La testa spuntava diritta dal collo robusto; gli occhi, con le borse gonfie, guardavano dall’alto in basso con alterigia, ai due lati di un naso adunco e aggressivo, nobile e importante nella vasta circonferenza pallida del volto.

-Nun te preoccupà, ce penzo io. ‘A commissione se rriunisce ‘a settimana prossima. Li mettemo sotto come gnente…- Come quasi tutti quelli che gravitano sulla Capitale, l’Onorevole aveva preso un accento romanesco niente male. Lui e il suo ospite borbottarono ancora un po’ a bassa voce mentre si avvicinavano alla porta, dove si scambiarono una solenne stretta di mano.

-Pure questa è fatta- disse alla segretaria –Che cc’è ora?

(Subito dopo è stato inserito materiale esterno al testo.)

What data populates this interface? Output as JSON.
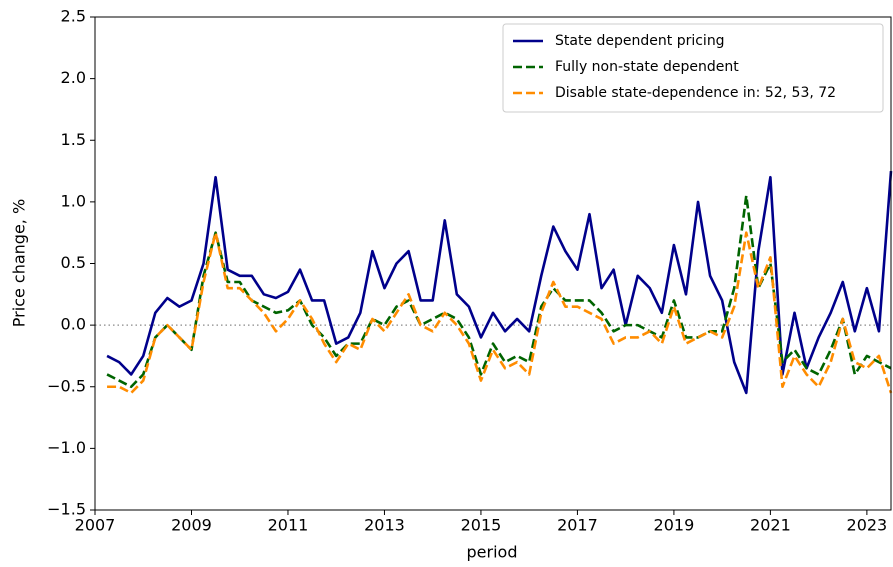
{
  "chart_data": {
    "type": "line",
    "xlabel": "period",
    "ylabel": "Price change, %",
    "x": [
      2007.25,
      2007.5,
      2007.75,
      2008,
      2008.25,
      2008.5,
      2008.75,
      2009,
      2009.25,
      2009.5,
      2009.75,
      2010,
      2010.25,
      2010.5,
      2010.75,
      2011,
      2011.25,
      2011.5,
      2011.75,
      2012,
      2012.25,
      2012.5,
      2012.75,
      2013,
      2013.25,
      2013.5,
      2013.75,
      2014,
      2014.25,
      2014.5,
      2014.75,
      2015,
      2015.25,
      2015.5,
      2015.75,
      2016,
      2016.25,
      2016.5,
      2016.75,
      2017,
      2017.25,
      2017.5,
      2017.75,
      2018,
      2018.25,
      2018.5,
      2018.75,
      2019,
      2019.25,
      2019.5,
      2019.75,
      2020,
      2020.25,
      2020.5,
      2020.75,
      2021,
      2021.25,
      2021.5,
      2021.75,
      2022,
      2022.25,
      2022.5,
      2022.75,
      2023,
      2023.25,
      2023.5
    ],
    "series": [
      {
        "name": "State dependent pricing",
        "color": "#00008b",
        "dash": "solid",
        "values": [
          -0.25,
          -0.3,
          -0.4,
          -0.25,
          0.1,
          0.22,
          0.15,
          0.2,
          0.5,
          1.2,
          0.45,
          0.4,
          0.4,
          0.25,
          0.22,
          0.27,
          0.45,
          0.2,
          0.2,
          -0.15,
          -0.1,
          0.1,
          0.6,
          0.3,
          0.5,
          0.6,
          0.2,
          0.2,
          0.85,
          0.25,
          0.15,
          -0.1,
          0.1,
          -0.05,
          0.05,
          -0.05,
          0.4,
          0.8,
          0.6,
          0.45,
          0.9,
          0.3,
          0.45,
          0.0,
          0.4,
          0.3,
          0.1,
          0.65,
          0.25,
          1.0,
          0.4,
          0.2,
          -0.3,
          -0.55,
          0.6,
          1.2,
          -0.4,
          0.1,
          -0.35,
          -0.1,
          0.1,
          0.35,
          -0.05,
          0.3,
          -0.05,
          1.25
        ]
      },
      {
        "name": "Fully non-state dependent",
        "color": "#006400",
        "dash": "dashed",
        "values": [
          -0.4,
          -0.45,
          -0.5,
          -0.4,
          -0.1,
          0.0,
          -0.1,
          -0.2,
          0.4,
          0.75,
          0.35,
          0.35,
          0.2,
          0.15,
          0.1,
          0.12,
          0.2,
          0.0,
          -0.1,
          -0.25,
          -0.15,
          -0.15,
          0.05,
          0.0,
          0.15,
          0.2,
          0.0,
          0.05,
          0.1,
          0.05,
          -0.1,
          -0.4,
          -0.15,
          -0.3,
          -0.25,
          -0.3,
          0.15,
          0.3,
          0.2,
          0.2,
          0.2,
          0.1,
          -0.05,
          0.0,
          0.0,
          -0.05,
          -0.1,
          0.2,
          -0.1,
          -0.1,
          -0.05,
          -0.05,
          0.3,
          1.05,
          0.3,
          0.5,
          -0.3,
          -0.2,
          -0.35,
          -0.4,
          -0.2,
          0.05,
          -0.4,
          -0.25,
          -0.3,
          -0.35
        ]
      },
      {
        "name": "Disable state-dependence in: 52, 53, 72",
        "color": "#ff8c00",
        "dash": "dashed",
        "values": [
          -0.5,
          -0.5,
          -0.55,
          -0.45,
          -0.1,
          0.0,
          -0.1,
          -0.2,
          0.35,
          0.75,
          0.3,
          0.3,
          0.2,
          0.1,
          -0.05,
          0.05,
          0.2,
          0.05,
          -0.15,
          -0.3,
          -0.15,
          -0.2,
          0.05,
          -0.05,
          0.1,
          0.25,
          0.0,
          -0.05,
          0.1,
          0.0,
          -0.15,
          -0.45,
          -0.2,
          -0.35,
          -0.3,
          -0.4,
          0.1,
          0.35,
          0.15,
          0.15,
          0.1,
          0.05,
          -0.15,
          -0.1,
          -0.1,
          -0.05,
          -0.15,
          0.15,
          -0.15,
          -0.1,
          -0.05,
          -0.1,
          0.15,
          0.75,
          0.3,
          0.55,
          -0.5,
          -0.25,
          -0.4,
          -0.5,
          -0.3,
          0.05,
          -0.3,
          -0.35,
          -0.25,
          -0.55
        ]
      }
    ],
    "xlim": [
      2007,
      2023.5
    ],
    "xticks": [
      2007,
      2009,
      2011,
      2013,
      2015,
      2017,
      2019,
      2021,
      2023
    ],
    "ylim": [
      -1.5,
      2.5
    ],
    "yticks": [
      {
        "value": -1.5,
        "label": "−1.5"
      },
      {
        "value": -1.0,
        "label": "−1.0"
      },
      {
        "value": -0.5,
        "label": "−0.5"
      },
      {
        "value": 0,
        "label": "0.0"
      },
      0.5,
      {
        "value": 1.0,
        "label": "1.0"
      },
      1.5,
      {
        "value": 2.0,
        "label": "2.0"
      },
      2.5
    ],
    "hline": 0,
    "legend": "upper right"
  }
}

-C’è il Dott. psspsspss- bisbigliò la ragazza -e poi il Dott. psspsspss, ma si ricordi che tra dieci minuti deve uscire, che c’è l’incontro con psspsspss…

-Allora muoviamoci, faccia accomodare il primo- Uno sguardo neutro alla sala d’aspetto e l’Onorevole rientrò nel Sancta Sanctorum.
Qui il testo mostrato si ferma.